Officers were not the only one in danger in those relatively more dangerous times. Criminals, and even spirited ‘rowdies’ could suffer at the hands of fate and accidental violence.
“Three Prisoners in the Victor City Jail Cremated,” offered the headlines reported from Denver to Summit County on Feb. 12, 1898.
“Harry Haley, Thomas Quinn and James Connor lost their lives this morning in a fire which partially consumed the city jail here, and Patrick M. McAuliffe lies in a precarious condition at the Iowa house as a result of the same cause,” read the Summit County Journal at the time.
“All of the men were graders in the employ of Contractor Dumphy of the Florence and Cripple Creek Railway. The catastrophe was the most horrible ever occurring in Victor, with the single exception of the Anna Lee mine disaster of some two years ago.”

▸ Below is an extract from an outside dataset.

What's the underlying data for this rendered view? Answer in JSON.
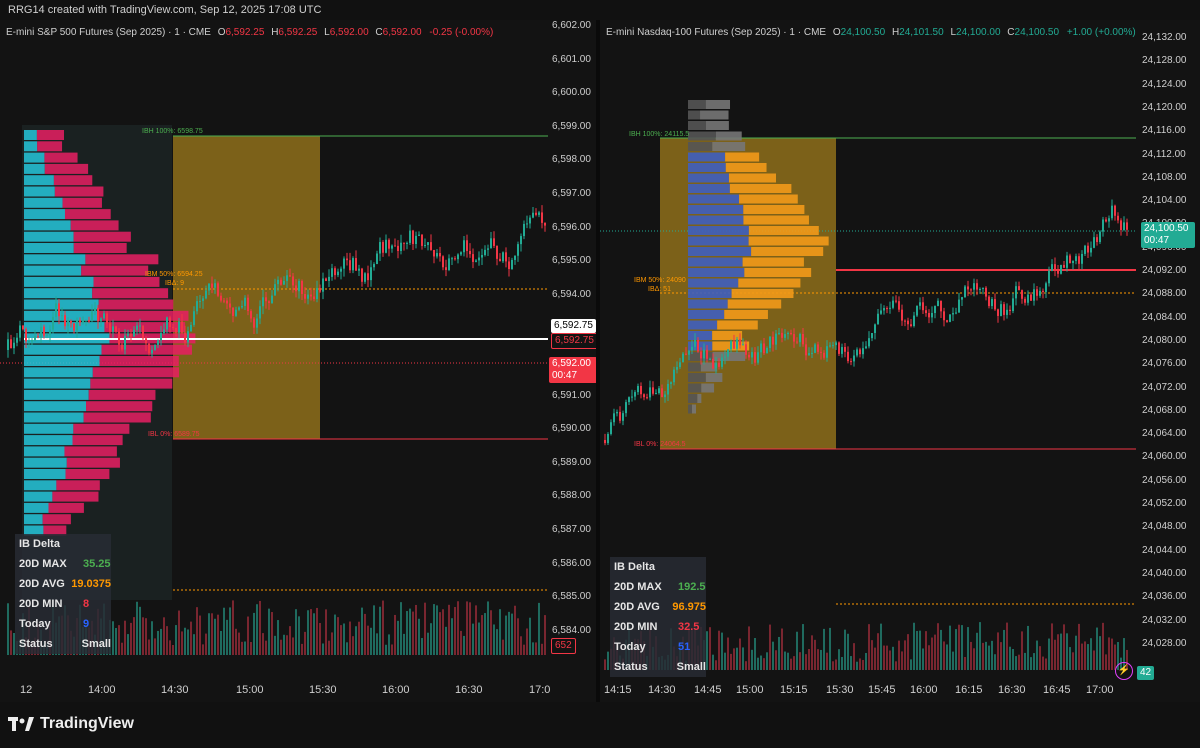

According to the paper, “The firing of the jail was the frenzied act of James Connor while crazed by drink. About 6 o'clock this morning the jail building was discovered to be on fire, and shortly afterward flames were bursting through the pitch pine structure. The fire department reached the scene promptly and two streams of water were at once directed upon the flames, which were soon under control.”
According to the account, “When it was stated that four prisoners were confined in the building, the assembled crowd was filled with horror, and citizens, police and firemen worked like Trojans to rescue the unfortunate from the horrible fate which threatened them. It seemed like an almost hopeless task from the first, so fierce were the flames and dense the smoke. Yet the rescuers worked on, and at last groped through the blinding smoke to the large room in the rear of the jail, where three men were stretched apparently lifeless on the floor, and laying hold of them dragged them out into the air. Two were dead, having succumbed to the suffocating smoke, and the third, P. M. McAuliffe, was gasping and struggling for breath. He was moved to the Iowa house and Doctors McKenzie and George summoned. After a prolonged effort they succeeded in restoring McAuliffe to consciousness, and he is now thought to be out of danger.
As soon as the flames had been subdued, an examination of the jail was made, and in a cell at the rear of the building was found the blackened, charred and almost unrecognizable body of James Connors, whose rash act was the cause of the terrible catastrophe.”
Ah, these were dangerous times, indeed. It reminds me of a reference in “Pirates of Penzance,” by W.S. Gilbert from 1879. “When the constabulary duty’s to be done, the policeman’s lot is not a happy one!”